Blog by Sumana Harihareswara, Changeset founder
Python Packaging Tools: Security Work And An Open Position
Two exciting bits of news regarding massively improving how we package, distribute, and install Python software!
First: a new grant. New York University (specifically Professor Justin Cappos) and I have successfully asked the US National Science Foundation for a grant to improve Python packaging security. The NSF is awarding NYU $800,000 over two years, from mid-2021 to mid-2023, to further improve the pip dependency resolver and to integrate The Update Framework further into the packaging toolchain. I shared more details in this announcement on an official Python packaging forum.
I'll be part of this work, paid to work on this part-time, doing some outreach, coordination, project management, and similar. Thanks to the NSF, Justin, the Secure Systems Lab at NYU, and all the people who work on Python packaging tools!
Second: the Python Software Foundation is hiring a full-time project manager and community manager for Python's packaging toolchain. Thanks to Bloomberg for the funding! Please check out the job description and spread the news. Please apply by May 18th, 2021.
The job is remote and you can apply from anywhere in the world. As the description says: "Total compensation will range from $100k-$125k USD based on qualifications and experience." And you'd report to Ee W. Durbin III, a colleague I strongly recommend and love working with.
I'm thoroughly grateful that we've now gotten to the point where the PSF can hire for a full-time person for this role. As a volunteer and as a contractor, I've performed -- in many cases initiated -- the activities that this person will do, and I've seen the critical need. We deeply need a full-time coordinator for holistically assessing and improving the user and developer experience of Python packaging, because -- as Russell Keith-Magee said in his PyCon US 2019 keynote -- the status quo poses "an existential threat" to the future of the language. And so one of the desired qualifications for the role is: "Belief that Python packaging problems are of critical importance for the Python language... but that those problems are solvable."
We've gotten better and better at attracting corporate and grant funding -- and yes, I'll take some credit for that, with my past work researching and writing grant proposals, leading funded projects, and volunteering with the Packaging Working Group and cofounding the Project Funding Working Group. So, now, what should we focus on? We need to prioritize improvements for strategic value (e.g., should we first concentrate on overhauling the Warehouse API, or making a generic wheel-builder service, or tightening metadata compliance, or ....?). What can we learn from other package management toolchains, especially those that emerged after PyPI and pip (e.g., yarn, npm, cargo), and what should we copy? In my opinion, you do not need to already have an opinion on these questions to apply for this role -- you just have to be interested in talking with a bunch of stakeholders, poking through past discussions, and collaboratively developing some answers.

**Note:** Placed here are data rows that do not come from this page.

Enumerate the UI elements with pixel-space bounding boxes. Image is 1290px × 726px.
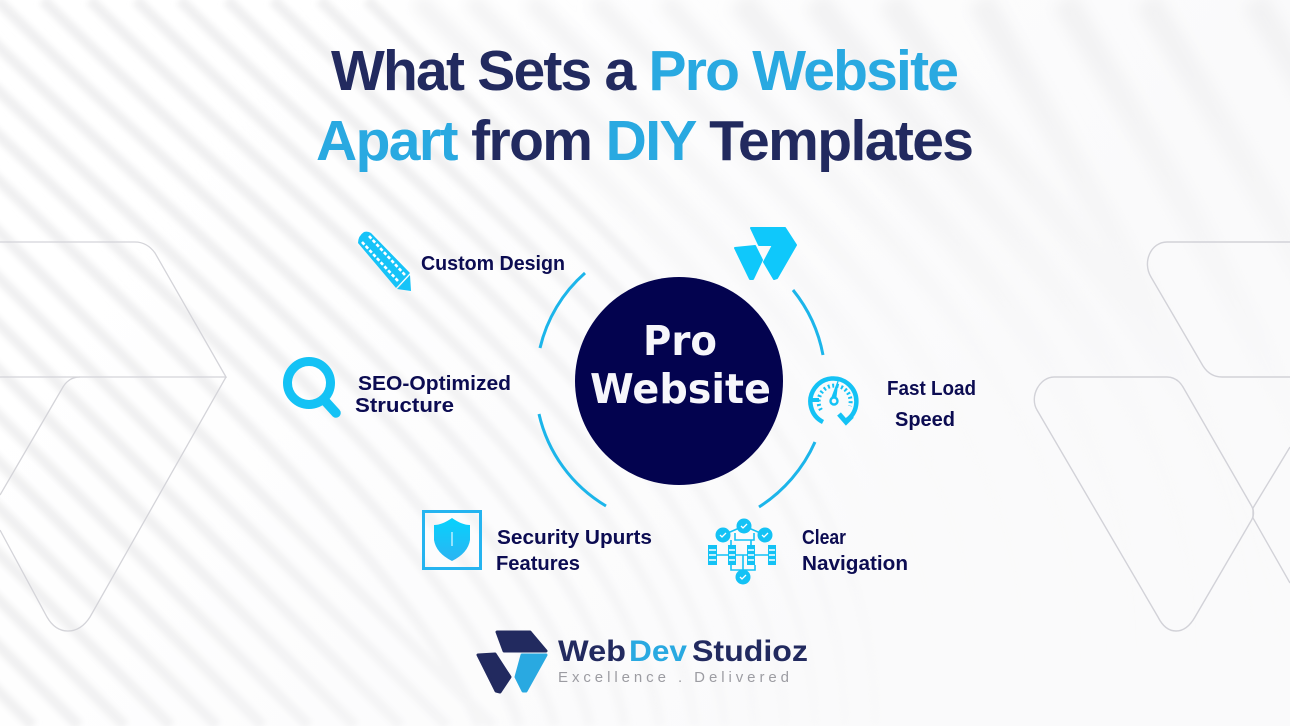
right outline shapes bbox=[1034, 242, 1290, 631]
label: Clear Navigation bbox=[802, 526, 908, 575]
label: SEO-Optimized Structure bbox=[355, 372, 511, 417]
central circle: Pro Website: Website bbox=[590, 365, 771, 413]
icon: security shield bbox=[424, 512, 480, 568]
logo: WebDev Studioz: Web bbox=[558, 635, 626, 668]
icon: pencil bbox=[358, 232, 411, 291]
label: SEO-Optimized Structure: Structure bbox=[355, 394, 454, 417]
icon: magnifying glass bbox=[288, 362, 336, 413]
left outline shapes bbox=[0, 242, 226, 631]
label: Clear Navigation: Navigation bbox=[802, 552, 908, 575]
title bbox=[316, 39, 974, 173]
icon: cyan logo mark bbox=[735, 228, 796, 279]
logo: WebDev Studioz bbox=[478, 632, 808, 692]
label: Security Upurts Features: Security Upurts bbox=[497, 526, 652, 549]
icon: speedometer bbox=[809, 378, 856, 422]
logo: WebDev Studioz: Studioz bbox=[692, 635, 808, 668]
label: Custom Design: Custom Design bbox=[421, 252, 565, 275]
label: Clear Navigation: Clear bbox=[802, 526, 846, 549]
label: Fast Load Speed: Fast Load bbox=[887, 377, 976, 400]
label: Security Upurts Features: Features bbox=[496, 552, 580, 575]
label: SEO-Optimized Structure: SEO-Optimized bbox=[358, 372, 511, 395]
central circle: Pro Website: Pro bbox=[643, 317, 717, 365]
label: Fast Load Speed bbox=[887, 377, 976, 431]
icon: site navigation tree bbox=[708, 518, 776, 584]
logo: WebDev Studioz: Excellence . Delivered bbox=[558, 669, 789, 686]
central circle: Pro Website bbox=[575, 277, 783, 485]
title: What Sets a Pro Website bbox=[331, 39, 959, 103]
label: Security Upurts Features bbox=[496, 526, 652, 575]
logo: WebDev Studioz: Dev bbox=[629, 635, 687, 668]
title: Apart from DIY Templates bbox=[316, 109, 974, 173]
ring of arc segments bbox=[539, 273, 823, 507]
label: Fast Load Speed: Speed bbox=[895, 408, 955, 431]
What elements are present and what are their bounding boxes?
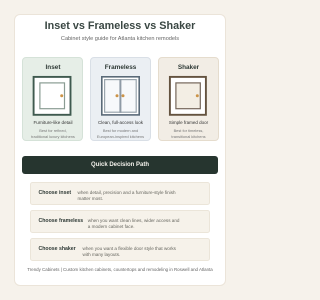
choose frameless text — [88, 218, 180, 229]
shaker description: Best for timeless, — [174, 128, 203, 133]
title: Inset vs Frameless vs Shaker — [45, 20, 195, 32]
frameless description: Best for modern and — [103, 128, 138, 133]
frameless heading: Frameless — [105, 64, 136, 71]
choose inset text: when detail, precision and a furniture-style finish — [78, 190, 176, 195]
row: choose inset — [30, 182, 210, 205]
choose shaker text: when you want a flexible door style that works — [82, 246, 176, 251]
row: choose shaker — [30, 238, 210, 261]
shaker label: Simple framed door — [169, 120, 208, 125]
inset description: traditional luxury kitchens — [31, 134, 75, 139]
inset description: Best for refined, — [39, 128, 67, 133]
shaker heading: Shaker — [178, 64, 199, 71]
icon: shaker door — [168, 76, 207, 116]
row: choose frameless — [30, 210, 210, 233]
frameless description — [97, 128, 144, 139]
choose shaker text — [82, 246, 176, 257]
choose shaker text: with many layouts. — [82, 252, 120, 257]
choose frameless text: when you want clean lines, wider access and — [88, 218, 179, 223]
shaker description: transitional kitchens — [171, 134, 206, 139]
icon: inset door — [32, 76, 72, 116]
choose frameless label: Choose frameless — [38, 218, 83, 224]
choose inset text: matter most. — [78, 196, 103, 201]
main card — [14, 14, 226, 286]
choose frameless text: a modern cabinet face. — [88, 224, 135, 229]
panel: inset — [22, 57, 82, 141]
footer: Trendy Cabinets | Custom kitchen cabinets, countertops and remodeling in Roswell and Atlanta — [27, 267, 213, 272]
frameless description: European-inspired kitchens — [97, 134, 144, 139]
choose inset label: Choose inset — [38, 190, 71, 196]
inset label: Furniture-like detail — [33, 120, 73, 125]
frameless label: Clean, full-access look — [98, 120, 143, 125]
quick decision path banner — [22, 156, 218, 174]
icon: frameless doors — [101, 76, 140, 116]
panel: frameless — [90, 57, 150, 141]
choose shaker label: Choose shaker — [38, 246, 76, 252]
inset heading: Inset — [46, 64, 60, 71]
inset description — [31, 128, 75, 139]
shaker description — [171, 128, 206, 139]
subtitle: Cabinet style guide for Atlanta kitchen remodels — [61, 36, 179, 42]
banner label: Quick Decision Path — [91, 162, 149, 168]
panel: shaker — [158, 57, 218, 141]
choose inset text — [78, 190, 176, 201]
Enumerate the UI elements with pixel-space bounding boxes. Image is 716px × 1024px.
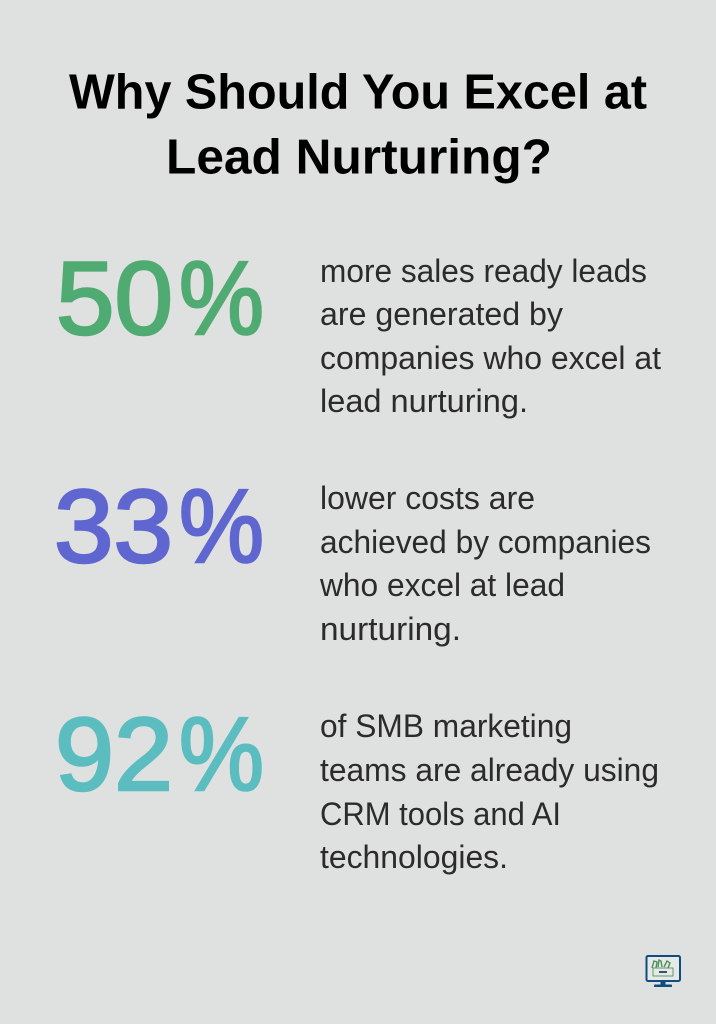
title <box>69 66 647 184</box>
text: 92% description: CRM tools and AI <box>320 796 561 832</box>
panel: 50% stat <box>56 241 661 419</box>
number: 92%: % <box>179 697 264 813</box>
text: 50% description: lead nurturing. <box>320 383 528 419</box>
panel: 92% stat <box>55 697 659 875</box>
text: 33% description <box>319 480 651 647</box>
number: 92%: 92 <box>55 697 173 813</box>
number: 50%: 50 <box>56 241 173 357</box>
number: 33% <box>54 469 264 585</box>
number: 50% <box>56 241 264 357</box>
text: 92% description: teams are already using <box>320 752 659 788</box>
icon: monitor with toolbox logo <box>646 956 680 987</box>
panel: 33% stat <box>54 469 651 647</box>
text: 50% description: companies who excel at <box>320 340 661 376</box>
number: 33%: 33 <box>54 469 173 585</box>
text: 33% description: nurturing. <box>320 611 461 647</box>
text: 33% description: achieved by companies <box>320 524 651 560</box>
text: 33% description: lower costs are <box>320 480 535 516</box>
text: 50% description <box>320 253 661 419</box>
number: 92% <box>55 697 264 813</box>
text: 92% description: of SMB marketing <box>320 708 572 744</box>
number: 33%: % <box>179 469 264 585</box>
title: Lead Nurturing? <box>166 130 552 184</box>
text: 92% description: technologies. <box>320 839 508 875</box>
text: 50% description: are generated by <box>320 296 563 332</box>
number: 50%: % <box>179 241 264 357</box>
text: 92% description <box>320 708 659 875</box>
title: Why Should You Excel at <box>69 66 647 120</box>
text: 33% description: who excel at lead <box>319 567 565 603</box>
text: 50% description: more sales ready leads <box>320 253 647 289</box>
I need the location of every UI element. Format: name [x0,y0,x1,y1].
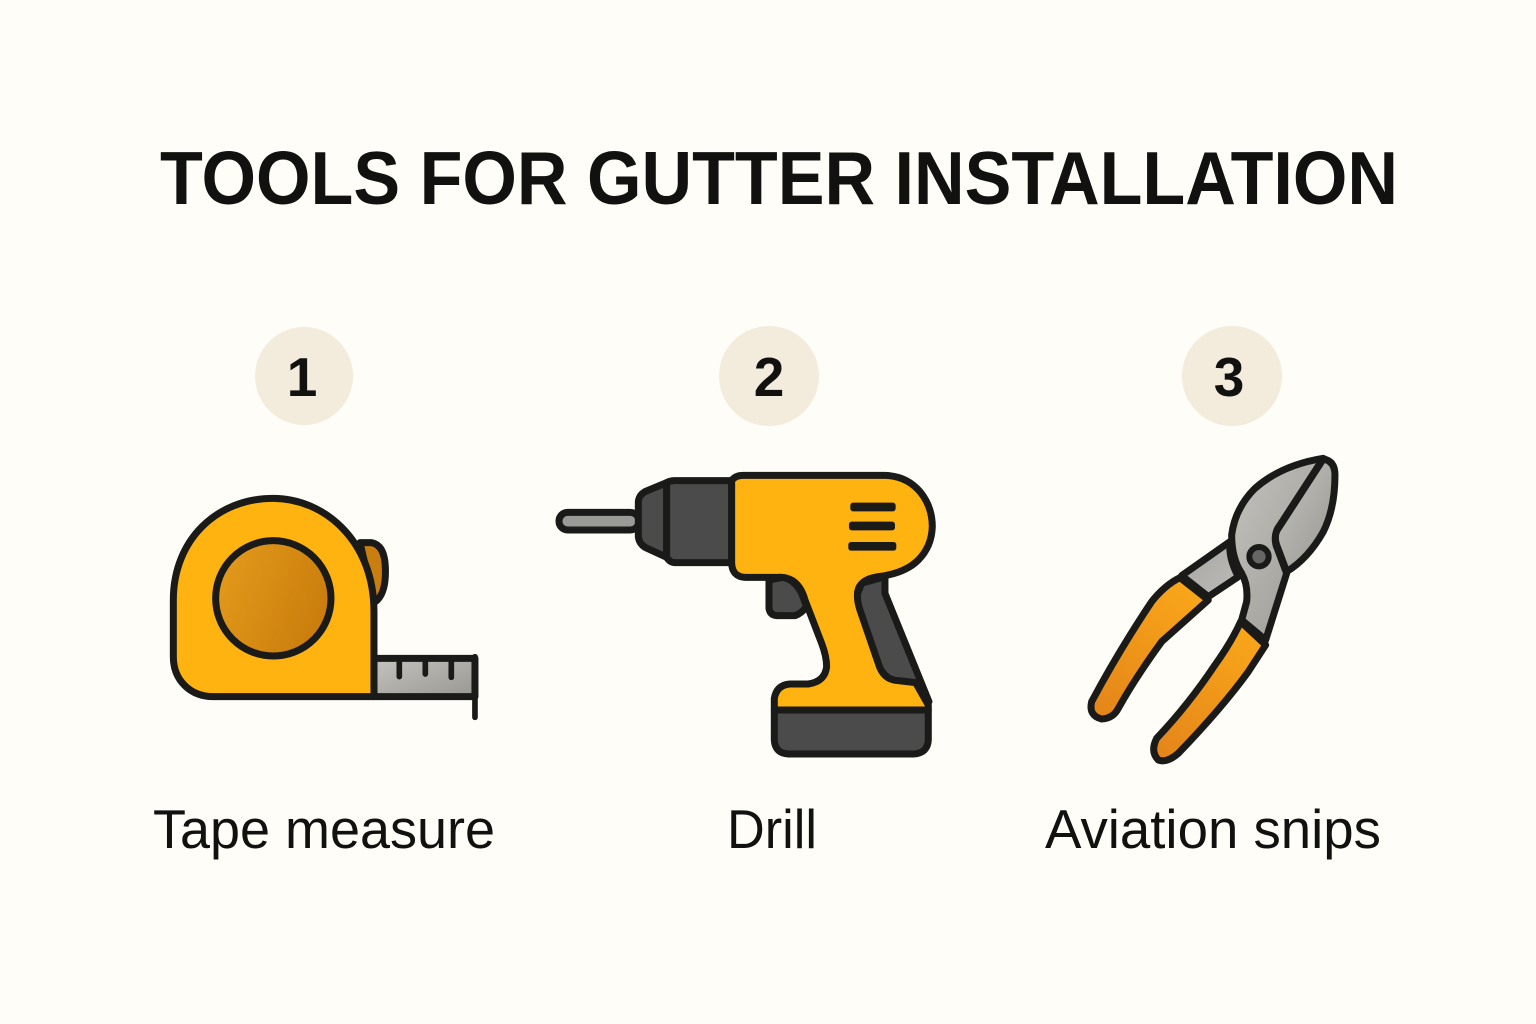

I won't be applying for this PSF role -- I'm going to be, instead, excited to collaborate with that person and help them learn all the stuff I know, so that in the long run, we'll have more people, with that set of skills and domain knowledge, working on Python packaging. I'll concentrate on the Python supply chain security piece specifically (via the NSF-funded work at NYU), plus finishing my book and maybe creating and leading associated trainings, and taking what I've learned to other languages and ecosystems through client work.
So: please spread the word and apply!